The Center’s equine outings provide some residents with a valuable experience that supports treatment goals. In a six-week program, selected residents participate in activities such as grooming, feeding, haltering and leading a horse, alongside one of the Center’s certified recreational therapists. Doing these activities together provides the therapist and resident with a milieu that allows them to work on building skills the Center’s treatment team has identified for the resident.
Allyson Hagan, CTRS, and director of activities at the Center, said the equine outings produce many positive results. Building trust, maintaining a safe environment, developing nonverbal and verbal communication skills, and building healthy attachments are all covered during the program.
As they progress through the program, starting with touring the horse barn and learning safety procedures, residents gradually develop a relationship with the horse they interact with. During the last session, the youth usually are able to mount and ride the horse around the paddock.

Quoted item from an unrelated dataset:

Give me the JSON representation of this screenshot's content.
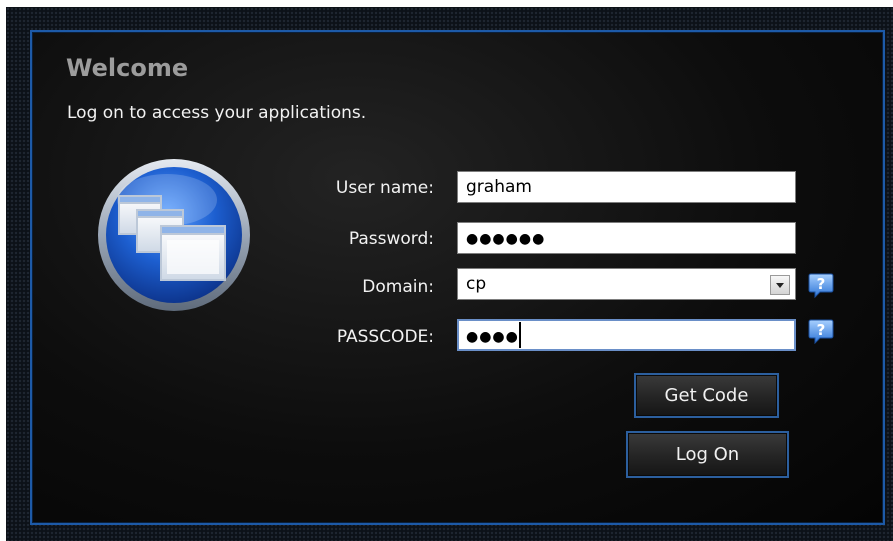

“Working with a horse can help a child learn how to give and receive love and attention,” Hagan explained. “They get to see and experience what that really looks like.”
Alicia Mahar founded Circle A Home for Horses and has witnessed powerful connections develop between youth and these rescued horses. Therapists and equine experts recognize that horses typically are non-judgmental and very adept at mirroring the attitudes and behaviors of the humans they’re working with.

“Kids totally take down their armor and express their real feelings,” she explained. “Working with these rescued horses helps them feel loved and needed. And very often, as the kids begin to heal, so do the horses.”
Mahar described one adolescent with severe depression, whose said his goal was, “I don’t want to try to kill myself.” As they walked into the horse barn, she encouraged him to greet one of the horses. Reluctant, the teen said even a horse wouldn’t like him. But he put out his hand, and when the horse “planted her head in his hand, he let it all out and began crying. He hugged the horse, and truly felt acceptance and love in that moment. It was an amazing breakthrough.”
Another young girl with trauma issues experienced many bad days and was always guarded around people. But when working with a horse she came to love, “she smiled like we’d never seen before.”